This is a multimodal multitask cloud-edge collaborative framework on the application layer for stateless stream analysis.
There are four kinds of services:
-
Generator. This is a service that is bound to a dataflow source, and generate starting tasks.
-
Processor. This is a service that is stateless, and process the tasks. There can be multiple processors forming a pipeline, and there can be multiple instances of the same processor for load balancing.
-
Distributor. This is a service that send the tasks to the proper aggregator. Only one distributor is needed for each application.
-
Aggregator. This is a service that aggregate the results from processors. One aggregator is bound to one generator to aggragate the results from the same dataflow source.
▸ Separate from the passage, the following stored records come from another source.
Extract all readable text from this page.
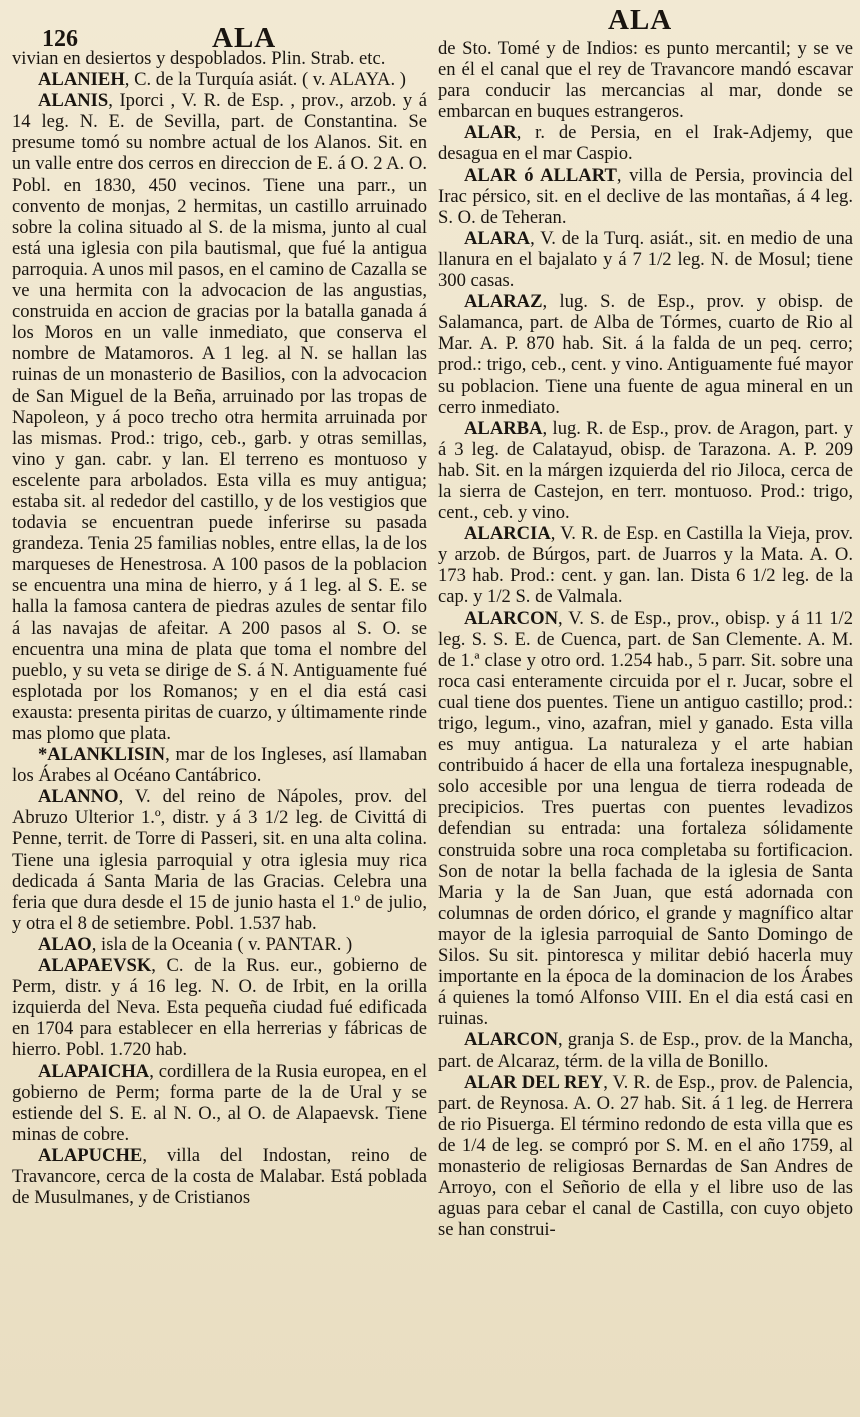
126	ALA

vivian en desiertos y despoblados. Plin. Strab. etc.

ALANIEH, C. de la Turquía asiát. ( v. ALAYA. )

ALANIS, Iporci , V. R. de Esp. , prov., arzob. y á 14 leg. N. E. de Sevilla, part. de Constantina. Se presume tomó su nombre actual de los Alanos. Sit. en un valle entre dos cerros en direccion de E. á O. 2 A. O. Pobl. en 1830, 450 vecinos. Tiene una parr., un convento de monjas, 2 hermitas, un castillo arruinado sobre la colina situado al S. de la misma, junto al cual está una iglesia con pila bautismal, que fué la antigua parroquia. A unos mil pasos, en el camino de Cazalla se ve una hermita con la advocacion de las angustias, construida en accion de gracias por la batalla ganada á los Moros en un valle inmediato, que conserva el nombre de Matamoros. A 1 leg. al N. se hallan las ruinas de un monasterio de Basilios, con la advocacion de San Miguel de la Beña, arruinado por las tropas de Napoleon, y á poco trecho otra hermita arruinada por las mismas. Prod.: trigo, ceb., garb. y otras semillas, vino y gan. cabr. y lan. El terreno es montuoso y escelente para arbolados. Esta villa es muy antigua; estaba sit. al rededor del castillo, y de los vestigios que todavia se encuentran puede inferirse su pasada grandeza. Tenia 25 familias nobles, entre ellas, la de los marqueses de Henestrosa. A 100 pasos de la poblacion se encuentra una mina de hierro, y á 1 leg. al S. E. se halla la famosa cantera de piedras azules de sentar filo á las navajas de afeitar. A 200 pasos al S. O. se encuentra una mina de plata que toma el nombre del pueblo, y su veta se dirige de S. á N. Antiguamente fué esplotada por los Romanos; y en el dia está casi exausta: presenta piritas de cuarzo, y últimamente rinde mas plomo que plata.

*ALANKLISIN, mar de los Ingleses, así llamaban los Árabes al Océano Cantábrico.

ALANNO, V. del reino de Nápoles, prov. del Abruzo Ulterior 1.º, distr. y á 3 1/2 leg. de Civittá di Penne, territ. de Torre di Passeri, sit. en una alta colina. Tiene una iglesia parroquial y otra iglesia muy rica dedicada á Santa Maria de las Gracias. Celebra una feria que dura desde el 15 de junio hasta el 1.º de julio, y otra el 8 de setiembre. Pobl. 1.537 hab.

ALAO, isla de la Oceania ( v. PANTAR. )

ALAPAEVSK, C. de la Rus. eur., gobierno de Perm, distr. y á 16 leg. N. O. de Irbit, en la orilla izquierda del Neva. Esta pequeña ciudad fué edificada en 1704 para establecer en ella herrerias y fábricas de hierro. Pobl. 1.720 hab.

ALAPAICHA, cordillera de la Rusia europea, en el gobierno de Perm; forma parte de la de Ural y se estiende del S. E. al N. O., al O. de Alapaevsk. Tiene minas de cobre.

ALAPUCHE, villa del Indostan, reino de Travancore, cerca de la costa de Malabar. Está poblada de Musulmanes, y de Cristianos

ALA

de Sto. Tomé y de Indios: es punto mercantil; y se ve en él el canal que el rey de Travancore mandó escavar para conducir las mercancias al mar, donde se embarcan en buques estrangeros.

ALAR, r. de Persia, en el Irak-Adjemy, que desagua en el mar Caspio.

ALAR ó ALLART, villa de Persia, provincia del Irac pérsico, sit. en el declive de las montañas, á 4 leg. S. O. de Teheran.

ALARA, V. de la Turq. asiát., sit. en medio de una llanura en el bajalato y á 7 1/2 leg. N. de Mosul; tiene 300 casas.

ALARAZ, lug. S. de Esp., prov. y obisp. de Salamanca, part. de Alba de Tórmes, cuarto de Rio al Mar. A. P. 870 hab. Sit. á la falda de un peq. cerro; prod.: trigo, ceb., cent. y vino. Antiguamente fué mayor su poblacion. Tiene una fuente de agua mineral en un cerro inmediato.

ALARBA, lug. R. de Esp., prov. de Aragon, part. y á 3 leg. de Calatayud, obisp. de Tarazona. A. P. 209 hab. Sit. en la márgen izquierda del rio Jiloca, cerca de la sierra de Castejon, en terr. montuoso. Prod.: trigo, cent., ceb. y vino.

ALARCIA, V. R. de Esp. en Castilla la Vieja, prov. y arzob. de Búrgos, part. de Juarros y la Mata. A. O. 173 hab. Prod.: cent. y gan. lan. Dista 6 1/2 leg. de la cap. y 1/2 S. de Valmala.

ALARCON, V. S. de Esp., prov., obisp. y á 11 1/2 leg. S. S. E. de Cuenca, part. de San Clemente. A. M. de 1.ª clase y otro ord. 1.254 hab., 5 parr. Sit. sobre una roca casi enteramente circuida por el r. Jucar, sobre el cual tiene dos puentes. Tiene un antiguo castillo; prod.: trigo, legum., vino, azafran, miel y ganado. Esta villa es muy antigua. La naturaleza y el arte habian contribuido á hacer de ella una fortaleza inespugnable, solo accesible por una lengua de tierra rodeada de precipicios. Tres puertas con puentes levadizos defendian su entrada: una fortaleza sólidamente construida sobre una roca completaba su fortificacion. Son de notar la bella fachada de la iglesia de Santa Maria y la de San Juan, que está adornada con columnas de orden dórico, el grande y magnífico altar mayor de la iglesia parroquial de Santo Domingo de Silos. Su sit. pintoresca y militar debió hacerla muy importante en la época de la dominacion de los Árabes á quienes la tomó Alfonso VIII. En el dia está casi en ruinas.

ALARCON, granja S. de Esp., prov. de la Mancha, part. de Alcaraz, térm. de la villa de Bonillo.

ALAR DEL REY, V. R. de Esp., prov. de Palencia, part. de Reynosa. A. O. 27 hab. Sit. á 1 leg. de Herrera de rio Pisuerga. El término redondo de esta villa que es de 1/4 de leg. se compró por S. M. en el año 1759, al monasterio de religiosas Bernardas de San Andres de Arroyo, con el Señorio de ella y el libre uso de las aguas para cebar el canal de Castilla, con cuyo objeto se han construi-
The generator publisher's topic should be in the format of application_name/generator
.
The corresbonding processor subscriber's incoming topic should be in the format of $share/python/application_name/generator
for load balancing of several instances of the same processor.
The corresbonding processor subscriber's outgoing topic should be in the format of application_name/processor_stage
.
If multiple processors(forming a pipeline) are used, the outgoing topic of the first processor should be in the format of application_name/processor_stage_1
, and the outgoing topic of the second processor should be in the format of application_name/processor_stage_2
, and so on.
The distributor subscriber's topic should be in the format of application_name/processor_stage_of_the_last_processor
.
The distributor publisher's topics should be in the format of [application_name/aggregator_dataflow_name]
.
The aggregator subscriber's topic should be in the format of application_name/aggregator_dataflow_name
.
The 'id' should be unique for each service instance. Naming convention should follow the rules:
- The generator should be named as
generator_dataflow_name_id
. For example,generator_traffic_mainstreet_1
. - The processor should be named as
processor_stage_id_instance_id
. For example,processor_stage_1_instance_1
.
Priorities are dynamically assigned, services should query their newest priority from the database(like redis). The priorities are set by the scheduler at the cloud.